Bonifacius_by_Emil_Doepler

Recent events in the city of Chicago remind me of an earlier event in the history of Christianity. Winfrid, born in Wessex in Anglo-Saxon England in the year 672, is better known as St. Boniface. Boniface (which means “good fate”) is considered the apostle to Germany. In 721 Boniface went to Hesse in central Germany to preach the gospel of Jesus Christ. After the conversion two chieftains Dettic and Deorulf, who were twin brothers, thousands of Germans converted to Christianity.

Upon hearing news of this successful mission to the Germans, Pope St. Gregory II called Boniface to come to Rome at which time he consecrated him as bishop of all of Germany, even without an episcopal seat. Boniface took an oath at that time that is very significant and powerful:

I, Boniface, by the grace of God, bishop, promise to thee, Blessed Peter, Prince of the Apostles, and to thy Vicar, the Blessed Pope Gregory and his successors, by the Father, Son and Holy Ghost, undivided Trinity, and by thy most holy body, to proclaim the whole Catholic faith in all its purity; and by the help of God, to remain steadfast in the unity of that faith, in which, without doubt, is the Christian’s hope of salvation. Never, at the bidding of anyone, will I do anything against the unity of the One Universal Church; but, as I have said, I will in all things be faithful and helpful to thee and to the interests of thy Church (to which God has given the power of binding and loosing), and thy said Vicar and his successors…. This oath I, Boniface, a lowly bishop, have written out with my own hand; and, according to what is prescribed, have placed it on the most holy body of Blessed Peter, and, in the sight of God, have sworn to keep it. (from Warren H. Carroll, The Building of Christendom).

With his new ecclesiastical authorization, Boniface returned to Hesse the following year. There he found that many had gone back to their pagan ways.
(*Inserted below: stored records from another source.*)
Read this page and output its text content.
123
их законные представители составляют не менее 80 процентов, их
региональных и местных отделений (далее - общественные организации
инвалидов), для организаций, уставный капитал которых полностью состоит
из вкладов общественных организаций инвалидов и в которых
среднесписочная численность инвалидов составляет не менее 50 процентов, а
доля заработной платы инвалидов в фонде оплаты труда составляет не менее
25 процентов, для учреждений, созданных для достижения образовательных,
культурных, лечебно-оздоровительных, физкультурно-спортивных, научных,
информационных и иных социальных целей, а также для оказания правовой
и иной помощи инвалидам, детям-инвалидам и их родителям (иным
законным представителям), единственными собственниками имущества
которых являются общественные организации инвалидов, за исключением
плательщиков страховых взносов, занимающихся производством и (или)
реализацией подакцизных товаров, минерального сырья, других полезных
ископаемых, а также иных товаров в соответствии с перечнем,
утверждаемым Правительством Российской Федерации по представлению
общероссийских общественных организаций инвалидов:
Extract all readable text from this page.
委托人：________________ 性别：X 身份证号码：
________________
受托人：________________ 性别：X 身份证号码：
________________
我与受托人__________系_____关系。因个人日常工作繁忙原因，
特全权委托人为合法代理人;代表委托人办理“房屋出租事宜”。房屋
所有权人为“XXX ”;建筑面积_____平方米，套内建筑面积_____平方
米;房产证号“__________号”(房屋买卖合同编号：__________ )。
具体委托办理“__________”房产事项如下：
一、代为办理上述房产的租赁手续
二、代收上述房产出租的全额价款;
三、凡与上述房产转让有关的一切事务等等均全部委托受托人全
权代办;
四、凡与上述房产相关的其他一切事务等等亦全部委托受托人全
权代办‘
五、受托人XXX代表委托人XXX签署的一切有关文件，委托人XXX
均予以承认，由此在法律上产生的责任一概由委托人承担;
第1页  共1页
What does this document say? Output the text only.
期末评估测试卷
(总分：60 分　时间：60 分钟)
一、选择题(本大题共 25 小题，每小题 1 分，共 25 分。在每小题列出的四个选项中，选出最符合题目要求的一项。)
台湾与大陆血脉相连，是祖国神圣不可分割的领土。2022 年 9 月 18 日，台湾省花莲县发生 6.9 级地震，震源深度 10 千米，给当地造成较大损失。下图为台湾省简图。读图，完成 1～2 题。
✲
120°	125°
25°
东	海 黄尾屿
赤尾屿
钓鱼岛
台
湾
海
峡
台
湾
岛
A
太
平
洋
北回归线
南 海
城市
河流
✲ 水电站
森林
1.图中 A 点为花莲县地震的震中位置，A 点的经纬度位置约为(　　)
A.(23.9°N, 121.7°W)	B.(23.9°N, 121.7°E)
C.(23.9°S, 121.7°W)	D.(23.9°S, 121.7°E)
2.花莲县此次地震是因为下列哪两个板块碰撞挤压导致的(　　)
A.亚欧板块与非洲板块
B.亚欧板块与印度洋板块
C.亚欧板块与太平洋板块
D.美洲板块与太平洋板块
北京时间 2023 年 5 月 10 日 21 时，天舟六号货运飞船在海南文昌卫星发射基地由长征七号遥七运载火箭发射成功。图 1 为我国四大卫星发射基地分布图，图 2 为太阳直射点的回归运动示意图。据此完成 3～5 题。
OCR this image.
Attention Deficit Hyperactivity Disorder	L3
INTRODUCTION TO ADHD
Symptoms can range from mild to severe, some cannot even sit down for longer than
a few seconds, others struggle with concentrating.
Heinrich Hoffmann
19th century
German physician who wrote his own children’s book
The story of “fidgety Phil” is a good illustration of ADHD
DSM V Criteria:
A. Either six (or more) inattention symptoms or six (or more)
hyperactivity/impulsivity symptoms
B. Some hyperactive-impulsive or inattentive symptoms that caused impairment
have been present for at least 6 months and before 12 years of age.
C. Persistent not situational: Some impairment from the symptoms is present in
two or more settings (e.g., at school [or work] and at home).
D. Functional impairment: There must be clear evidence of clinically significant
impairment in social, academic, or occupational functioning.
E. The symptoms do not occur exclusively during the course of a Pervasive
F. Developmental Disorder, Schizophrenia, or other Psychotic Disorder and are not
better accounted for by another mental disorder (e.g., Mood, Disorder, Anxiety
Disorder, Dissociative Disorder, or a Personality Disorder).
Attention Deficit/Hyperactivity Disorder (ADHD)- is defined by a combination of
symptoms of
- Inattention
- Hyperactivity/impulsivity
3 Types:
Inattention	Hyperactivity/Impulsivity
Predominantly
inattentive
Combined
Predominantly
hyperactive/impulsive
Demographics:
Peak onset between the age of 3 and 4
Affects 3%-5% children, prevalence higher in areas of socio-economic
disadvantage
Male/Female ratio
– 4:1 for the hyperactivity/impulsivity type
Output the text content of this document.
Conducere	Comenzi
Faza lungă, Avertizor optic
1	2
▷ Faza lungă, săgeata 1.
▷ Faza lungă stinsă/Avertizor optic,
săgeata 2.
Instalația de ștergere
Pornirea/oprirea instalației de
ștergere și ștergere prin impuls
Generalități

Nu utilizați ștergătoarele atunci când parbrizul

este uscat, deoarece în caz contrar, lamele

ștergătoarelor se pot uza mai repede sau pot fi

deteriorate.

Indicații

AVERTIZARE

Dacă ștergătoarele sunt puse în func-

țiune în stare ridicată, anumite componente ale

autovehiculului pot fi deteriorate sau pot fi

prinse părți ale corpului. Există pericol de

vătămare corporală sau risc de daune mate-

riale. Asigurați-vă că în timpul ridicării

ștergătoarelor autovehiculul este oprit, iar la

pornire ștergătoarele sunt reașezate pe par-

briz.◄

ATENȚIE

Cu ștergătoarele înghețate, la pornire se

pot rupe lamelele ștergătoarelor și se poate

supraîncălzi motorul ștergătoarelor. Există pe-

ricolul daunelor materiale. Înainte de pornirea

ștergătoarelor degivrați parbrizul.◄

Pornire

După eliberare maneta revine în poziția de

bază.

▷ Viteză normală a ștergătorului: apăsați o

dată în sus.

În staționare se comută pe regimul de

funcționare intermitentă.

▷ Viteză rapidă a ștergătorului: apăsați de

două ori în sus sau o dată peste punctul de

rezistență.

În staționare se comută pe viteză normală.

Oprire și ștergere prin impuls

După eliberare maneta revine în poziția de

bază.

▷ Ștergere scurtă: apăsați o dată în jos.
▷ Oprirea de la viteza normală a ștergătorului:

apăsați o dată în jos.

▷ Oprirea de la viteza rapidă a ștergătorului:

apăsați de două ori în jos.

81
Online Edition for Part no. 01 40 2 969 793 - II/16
He confirmed those who had stood fast in the faith and directly challenged “entrenched paganism by personally chopping down the ‘Thunder Oak’ of Giesmar, a huge old tree dedicated to Thor.”* He did not act alone but in consultation with the Hessian Christians who knew culturally and religiously that this would be “the most effective way of dramatizing for these largely barbarian people the powerlessness of their old gods and the victory of Christ in their land.”**

Commenting on this episode, church historian James Hitchcock writes: “The Germans expected Boniface to be struck dead, and when he was not, they concluded that the power of his God was greater than that of their own and used the wood of the tree to build a church.”*** As a result the true religion was firmly established in Germany and many others from Boniface’s native England came to help with catechesis as the task of converting pagan Germany was vast.

Now back to Chicago. Until Saturday Fr. Paul Kalchik was the pastor of Resurrection Church in Avondale, a community area of Chicago. Fr. Kalchik has been pastor there eleven years. A survivor of homosexual rape twice, once by a homosexual priest, he has been faithful in his call to “love the sinner, but hate the sin” and at the same time be faithful to the teachings of Scripture, Tradition and the Magisterium.

Recently he found the rainbow banner with a cross superimposed that earlier had been a fixture in the church, hanging in the sanctuary, from when it was dedicated by Cardinal Joseph Bernardin, as the “gay parish” of Chicago. In the example of St. Boniface, Fr. Kalchik announced he would burn it. However, he evidently heeded his bishop’s warning not to, but a small number of the parishioners took the banner and burned it last week. On Saturday, under the direction of Cardinal Cupich the priest was removed from his parish.

I admit not knowing all the inner details and particulars of this case, but where there’s smoke there’s fire. Blessed Pope Paul VI said in 1972, after Vatican II, “… We would say that, through some mysterious crack—no, it’s not mysterious; through some crack, the smoke of Satan has entered the Church of God. There is doubt, uncertainty, problems, unrest, dissatisfaction, confrontation.” The enemy still seeks to obfuscate his machinations with smoke and mirrors!

St. Boniface, pray for us!

*Carroll, The Building of Christendom, p. 276.
**Ibid.
***Hitchcock, History of the Catholic Church, p. 112.